Saving money can be a little like passing on a tantalizing piece of cake; you know you should, but...

In a challenging investment environment, it's important to remember that factors beyond stock market gyrations can impact financial success.  The ability to save money plays a vital role.  Unfortunately, saving can be hard.  Really hard.  A recent article in the New Yorker highlights the difficulties that we all struggle with in delaying immediate gratification.



Researchers at Stanford University conducted an experiment in the 1960s whereby they presented four year olds with a frustrating proposition.  A youngster was placed in front of a tray of marshmallows and told that she could either eat one now or receive two if she could wait a few minutes until the adult conducting the test returned after stepping out of the room.  Most of the kids could not wait -- they either ate the treat right away or succumbed to temptation after a couple of minutes.

Such a result is not surprising.  It's the follow-up study, however, that is more fascinating.  The researchers found that the young children who were able to hold out on eating the marshmallows tended to do better academically down the road.  As the professor running the study said:  "If you can deal with hot emotions, then you can study for the S.A.T. instead of watching television... And you can save money for retirement.  It's not just about marshmallows."

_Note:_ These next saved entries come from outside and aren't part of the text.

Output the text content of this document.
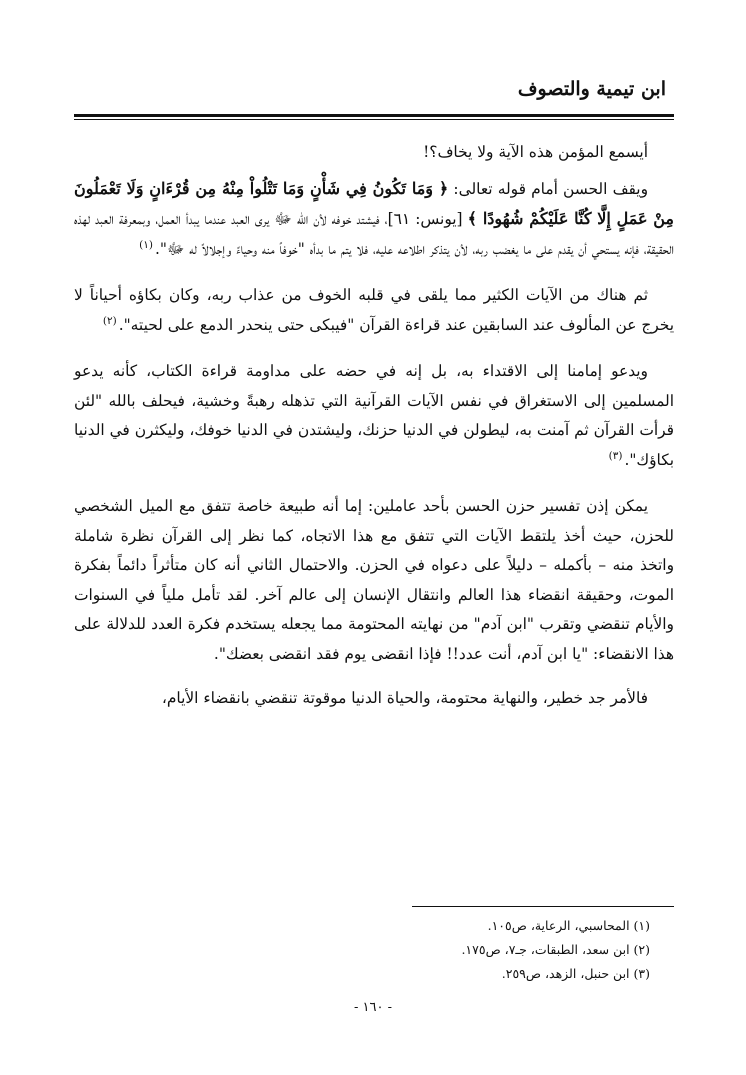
ابن تيمية والتصوف

أيسمع المؤمن هذه الآية ولا يخاف؟!

ويقف الحسن أمام قوله تعالى: ﴿ وَمَا تَكُونُ فِي شَأْنٍ وَمَا تَتْلُواْ مِنْهُ مِن قُرْءَانٍ وَلَا تَعْمَلُونَ مِنْ عَمَلٍ إِلَّا كُنَّا عَلَيْكُمْ شُهُودًا ﴾ [يونس: ٦١]، فيشتد خوفه لأن الله ﷻ يرى العبد عندما يبدأ العمل، وبمعرفة العبد لهذه الحقيقة، فإنه يستحي أن يقدم على ما يغضب ربه، لأن يتذكر اطلاعه عليه، فلا يتم ما بدأه "خوفاً منه وحياءً وإجلالاً له ﷻ".$^{(١)}$

ثم هناك من الآيات الكثير مما يلقى في قلبه الخوف من عذاب ربه، وكان بكاؤه أحياناً لا يخرج عن المألوف عند السابقين عند قراءة القرآن "فيبكى حتى ينحدر الدمع على لحيته".$^{(٢)}$

ويدعو إمامنا إلى الاقتداء به، بل إنه في حضه على مداومة قراءة الكتاب، كأنه يدعو المسلمين إلى الاستغراق في نفس الآيات القرآنية التي تذهله رهبةً وخشية، فيحلف بالله "لئن قرأت القرآن ثم آمنت به، ليطولن في الدنيا حزنك، وليشتدن في الدنيا خوفك، وليكثرن في الدنيا بكاؤك".$^{(٣)}$

يمكن إذن تفسير حزن الحسن بأحد عاملين: إما أنه طبيعة خاصة تتفق مع الميل الشخصي للحزن، حيث أخذ يلتقط الآيات التي تتفق مع هذا الاتجاه، كما نظر إلى القرآن نظرة شاملة واتخذ منه – بأكمله – دليلاً على دعواه في الحزن. والاحتمال الثاني أنه كان متأثراً دائماً بفكرة الموت، وحقيقة انقضاء هذا العالم وانتقال الإنسان إلى عالم آخر. لقد تأمل ملياً في السنوات والأيام تنقضي وتقرب "ابن آدم" من نهايته المحتومة مما يجعله يستخدم فكرة العدد للدلالة على هذا الانقضاء: "يا ابن آدم، أنت عدد!! فإذا انقضى يوم فقد انقضى بعضك".

فالأمر جد خطير، والنهاية محتومة، والحياة الدنيا موقوتة تنقضي بانقضاء الأيام،

(١) المحاسبي، الرعاية، ص١٠٥.
(٢) ابن سعد، الطبقات، جـ٧، ص١٧٥.
(٣) ابن حنبل، الزهد، ص٢٥٩.
- ١٦٠ -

All is not lost.  We can develop coping skills to overcome the lure of the here-and-now.  In fact, the nursery school students able to hold off on a treat may offer a clue to success.  The young hold-outs did not become obsessed with the marshmallows -- the "hot stimulus;"  instead, they distracted themselves by covering their eyes, playing hide-and-seek under their desk, or singing songs.  They did not try to defeat their desire -- it was merely forgotten.

We will never defeat our desire to consume, nor should we.  But we can avoid the pressures of spending more than makes sense by establishing fixed methods of saving (the equivalent of taking our eyes off the marshmallows).  Hopefully a judicious pattern of spending and saving will provide for more treats in the future.

Words of Wisdom

Saving is a very fine thing, especially when your parents have done it for you.